About Nadi International Airport (NAN)
Address: Nadi Airport Office N°3 Arrival Concourse, Office N°3 Arrival Concourse, Nadi Airport
Nadi International Airport (NAN) is located 10 km (6 mi) from the city of Nadi and serves as the primary entry point for international travel to the Republic of Fiji, as well as the island of Viti Levu. Most visitors to Nadi will head straight to the (NAN) airport car rentals counter in the arrivals area, to pick up their car hire from Europcar, Budget, Hertz, and Avis.
Although getting around Nadi and the rest of Viti Levu has its quirks, exploring the island is best experienced with a car hire. There’s basically one road in Nadi: Queens Road — which circles the entire island in a 338-mile (545-km) loop. All routes lead back to Nadi and Queens Road. Fiji’s road modest infrastructure has questionably sufficient capacity to handle its traffic, but you’ll encounter particular hazards. Watch out for potholes, careening buses, and animals wandering in the road. Also note: there are no traffic lights outside of the developed areas.

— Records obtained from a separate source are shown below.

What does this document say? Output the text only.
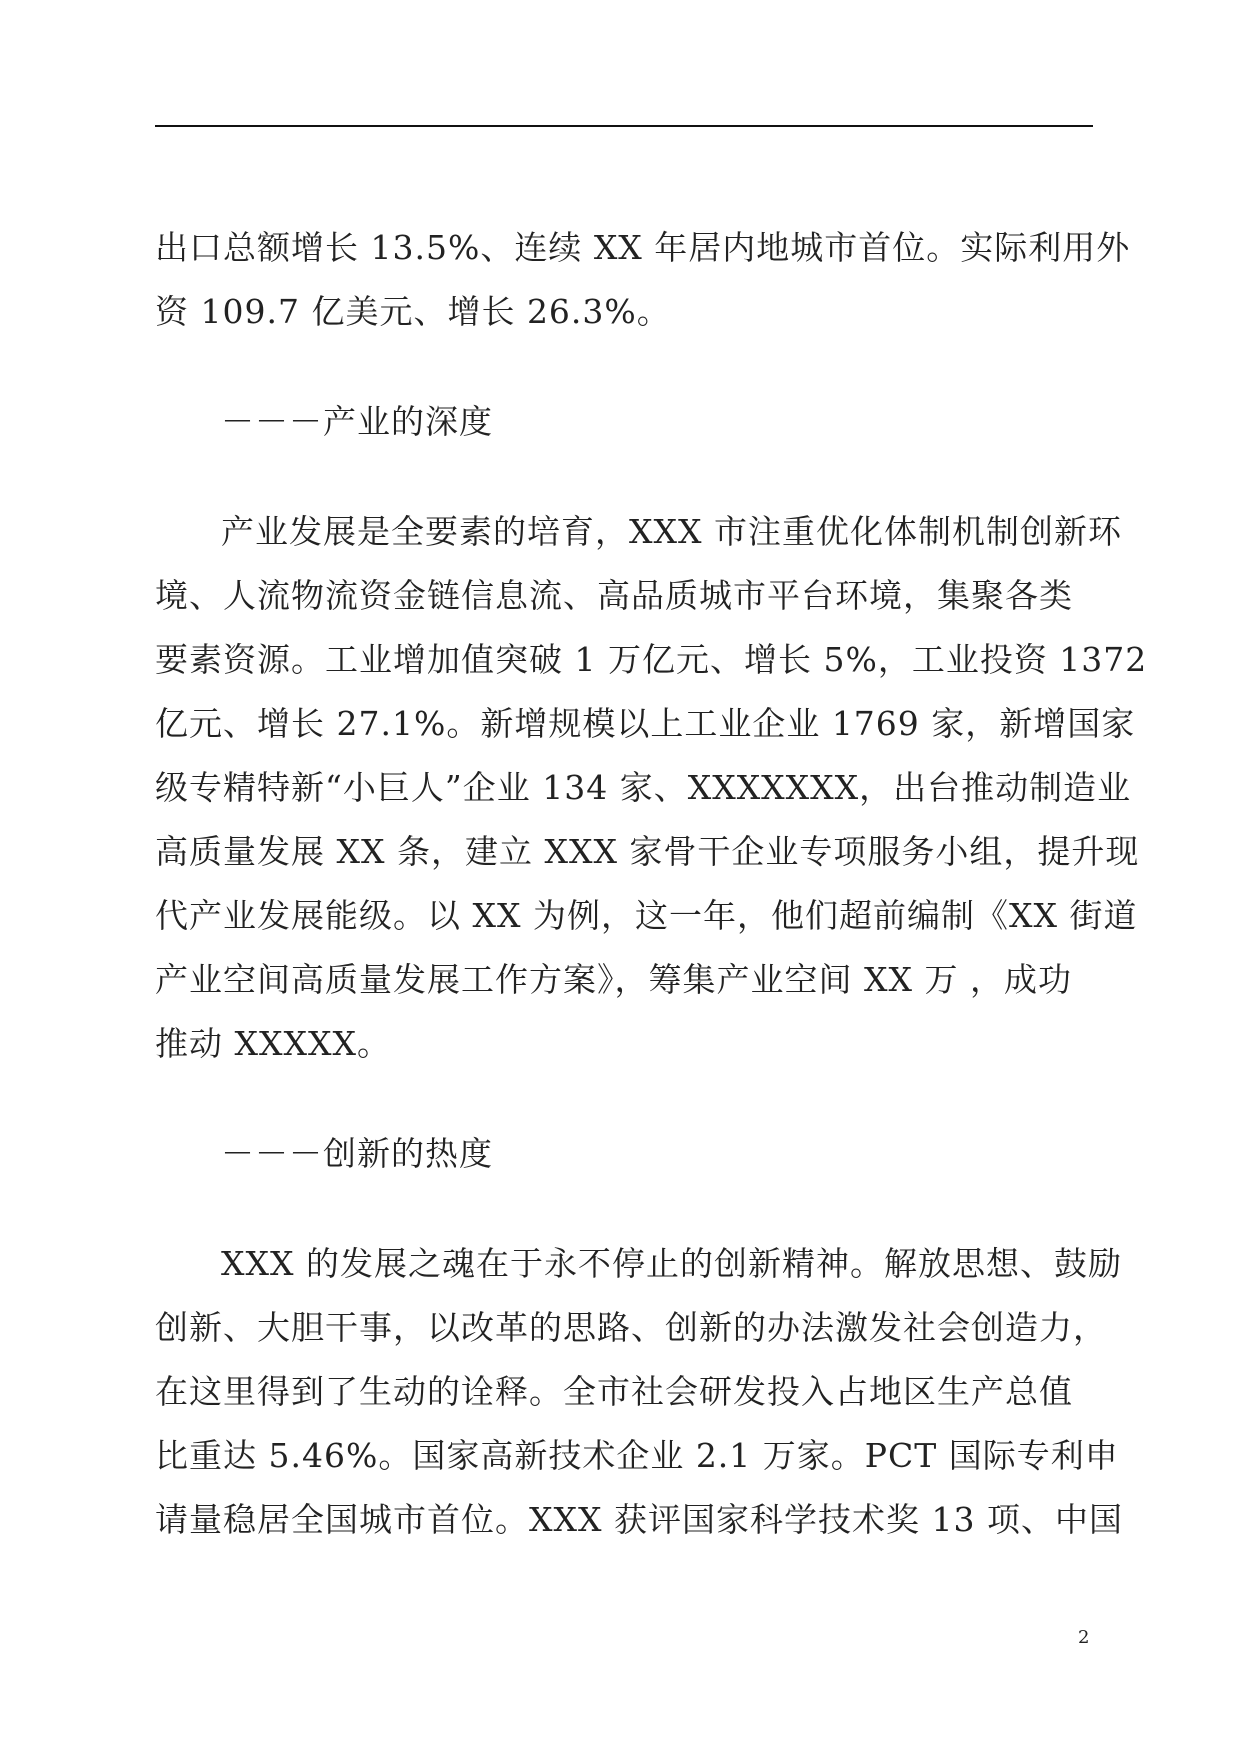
出口总额增长 13.5%、连续 XX 年居内地城市首位。实际利用外
资 109.7 亿美元、增长 26.3%。
－－－产业的深度
产业发展是全要素的培育，XXX 市注重优化体制机制创新环
境、人流物流资金链信息流、高品质城市平台环境，集聚各类
要素资源。工业增加值突破 1 万亿元、增长 5%，工业投资 1372
亿元、增长 27.1%。新增规模以上工业企业 1769 家，新增国家
级专精特新“小巨人”企业 134 家、XXXXXXX，出台推动制造业
高质量发展 XX 条，建立 XXX 家骨干企业专项服务小组，提升现
代产业发展能级。以 XX 为例，这一年，他们超前编制《XX 街道
产业空间高质量发展工作方案》，筹集产业空间 XX 万 ，成功
推动 XXXXX。
－－－创新的热度
XXX 的发展之魂在于永不停止的创新精神。解放思想、鼓励
创新、大胆干事，以改革的思路、创新的办法激发社会创造力，
在这里得到了生动的诠释。全市社会研发投入占地区生产总值
比重达 5.46%。国家高新技术企业 2.1 万家。PCT 国际专利申
请量稳居全国城市首位。XXX 获评国家科学技术奖 13 项、中国
2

Generally speaking, driving in Viti Levu is a laid-back experience, which is to be expected in a place where the maximum speed limit is 80 km. Also, keep this in mind when taking off on a road trip: travel times tend to be considerably higher between short distances. For example, driving from (NAN) to the beach paradise of Narawarau (48 km / 29 mi) will clock-in over an hour. Otherwise, don’t be in a big hurry and you’ll get where you’re going.
Choosing your car
Your location and itinerary will dictate your driving experience in Viti Levu, so it’s crucial to choose the right car. A Suzuki compact car is perfect for single travelers and couples with light baggage. An economy Volkswagen 2-door has more room for gear. Mazda and Volkswagen standard cars are ideal for family-sized road trips. Toyota SUVs will take you off the beaten path. Larger groups will need a Hyundai 7-9 seater mini van.
Tips and advice
Locals strongly suggest that you don’t drive at night, particularly between Nadi and Suva (218 km / 135 mi), but especially along the sparsely inhabited north coast and toward central Viti Levu. Between lack of lights and myriad other misfortunes that could befall, stick to driving during daylight hours.

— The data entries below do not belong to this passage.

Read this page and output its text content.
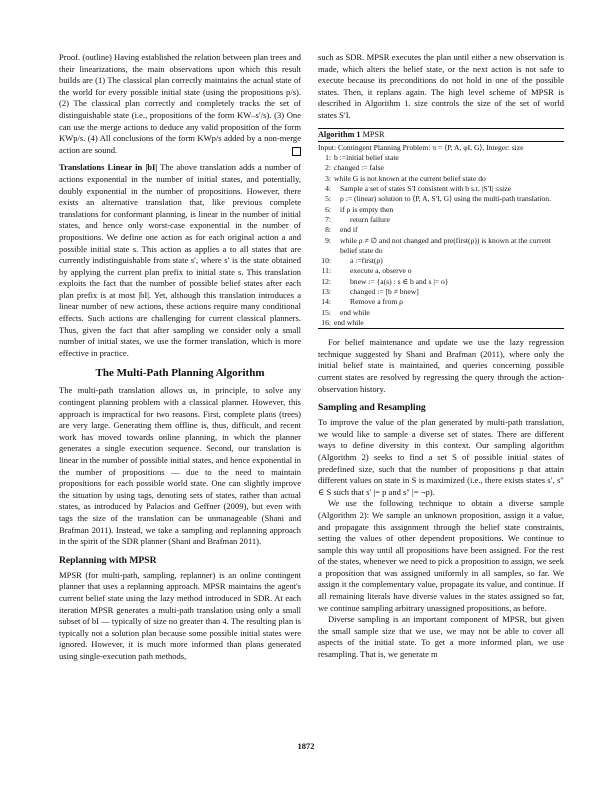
Proof. (outline) Having established the relation between plan trees and their linearizations, the main observations upon which this result builds are (1) The classical plan correctly maintains the actual state of the world for every possible initial state (using the propositions p/s). (2) The classical plan correctly and completely tracks the set of distinguishable state (i.e., propositions of the form KW–s′/s). (3) One can use the merge actions to deduce any valid proposition of the form KWp/s. (4) All conclusions of the form KWp/s added by a non-merge action are sound.

Translations Linear in |bI| The above translation adds a number of actions exponential in the number of initial states, and potentially, doubly exponential in the number of propositions. However, there exists an alternative translation that, like previous complete translations for conformant planning, is linear in the number of initial states, and hence only worst-case exponential in the number of propositions. We define one action as for each original action a and possible initial state s. This action as applies a to all states that are currently indistinguishable from state s′, where s′ is the state obtained by applying the current plan prefix to initial state s. This translation exploits the fact that the number of possible belief states after each plan prefix is at most |bI|. Yet, although this translation introduces a linear number of new actions, these actions require many conditional effects. Such actions are challenging for current classical planners. Thus, given the fact that after sampling we consider only a small number of initial states, we use the former translation, which is more effective in practice.

The Multi-Path Planning Algorithm

The multi-path translation allows us, in principle, to solve any contingent planning problem with a classical planner. However, this approach is impractical for two reasons. First, complete plans (trees) are very large. Generating them offline is, thus, difficult, and recent work has moved towards online planning, in which the planner generates a single execution sequence. Second, our translation is linear in the number of possible initial states, and hence exponential in the number of propositions — due to the need to maintain propositions for each possible world state. One can slightly improve the situation by using tags, denoting sets of states, rather than actual states, as introduced by Palacios and Geffner (2009), but even with tags the size of the translation can be unmanageable (Shani and Brafman 2011). Instead, we take a sampling and replanning approach in the spirit of the SDR planner (Shani and Brafman 2011).

Replanning with MPSR

MPSR (for multi-path, sampling, replanner) is an online contingent planner that uses a replanning approach. MPSR maintains the agent's current belief state using the lazy method introduced in SDR. At each iteration MPSR generates a multi-path translation using only a small subset of bI — typically of size no greater than 4. The resulting plan is typically not a solution plan because some possible initial states were ignored. However, it is much more informed than plans generated using single-execution path methods,

such as SDR. MPSR executes the plan until either a new observation is made, which alters the belief state, or the next action is not safe to execute because its preconditions do not hold in one of the possible states. Then, it replans again. The high level scheme of MPSR is described in Algorithm 1. size controls the size of the set of world states S′I.

Algorithm 1 MPSR
Input: Contingent Planning Problem: π = ⟨P, A, φI, G⟩, Integer: size
1: b :=initial belief state
2: changed := false
3: while G is not known at the current belief state do
4:	Sample a set of states S′I consistent with b s.t. |S′I| ≤size
5:	ρ := (linear) solution to ⟨P, A, S′I, G⟩ using the multi-path translation.
6:	if ρ is empty then
7:	return failure
8:	end if
9:	while ρ ≠ ∅ and not changed and pre(first(ρ)) is known at the current belief state do
10:	a :=first(ρ)
11:	execute a, observe o
12:	bnew := {a(s) : s ∈ b and s |= o}
13:	changed := [b ≠ bnew]
14:	Remove a from ρ
15:	end while
16: end while

For belief maintenance and update we use the lazy regression technique suggested by Shani and Brafman (2011), where only the initial belief state is maintained, and queries concerning possible current states are resolved by regressing the query through the action-observation history.

Sampling and Resampling

To improve the value of the plan generated by multi-path translation, we would like to sample a diverse set of states. There are different ways to define diversity in this context. Our sampling algorithm (Algorithm 2) seeks to find a set S of possible initial states of predefined size, such that the number of propositions p that attain different values on state in S is maximized (i.e., there exists states s′, s″ ∈ S such that s′ |= p and s″ |= ¬p).

We use the following technique to obtain a diverse sample (Algorithm 2): We sample an unknown proposition, assign it a value, and propagate this assignment through the belief state constraints, setting the values of other dependent propositions. We continue to sample this way until all propositions have been assigned. For the rest of the states, whenever we need to pick a proposition to assign, we seek a proposition that was assigned uniformly in all samples, so far. We assign it the complementary value, propagate its value, and continue. If all remaining literals have diverse values in the states assigned so far, we continue sampling arbitrary unassigned propositions, as before.

Diverse sampling is an important component of MPSR, but given the small sample size that we use, we may not be able to cover all aspects of the initial state. To get a more informed plan, we use resampling. That is, we generate m

1872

It’s perfectly acceptable to stop off in a village for a photo opportunity, but some places have a visitor’s protocol and restricted access for tourists without a local guide. Deep in the interior region, it’s particularly important not to wander off the road without permission to access private property.
It’s common for local pedestrians to get dangerously close to moving traffic, to the point that you might fear for their — and your own safety. Remain calm, watch your speed, and stay alert and defensive behind the wheel.
Speed bumps are found along the length of the Queens/Kings Road island circuit, but generally when approaching a village.
Nadi is considered the “dry” region of the island. Otherwise, it rains a lot in Suva and the central areas, creating dangerous road conditions. Be sure to monitor weather reports before heading into remote areas where flooding is a major concern.
You can’t pump your own fuel in Viti Levu — an attendant will do the job.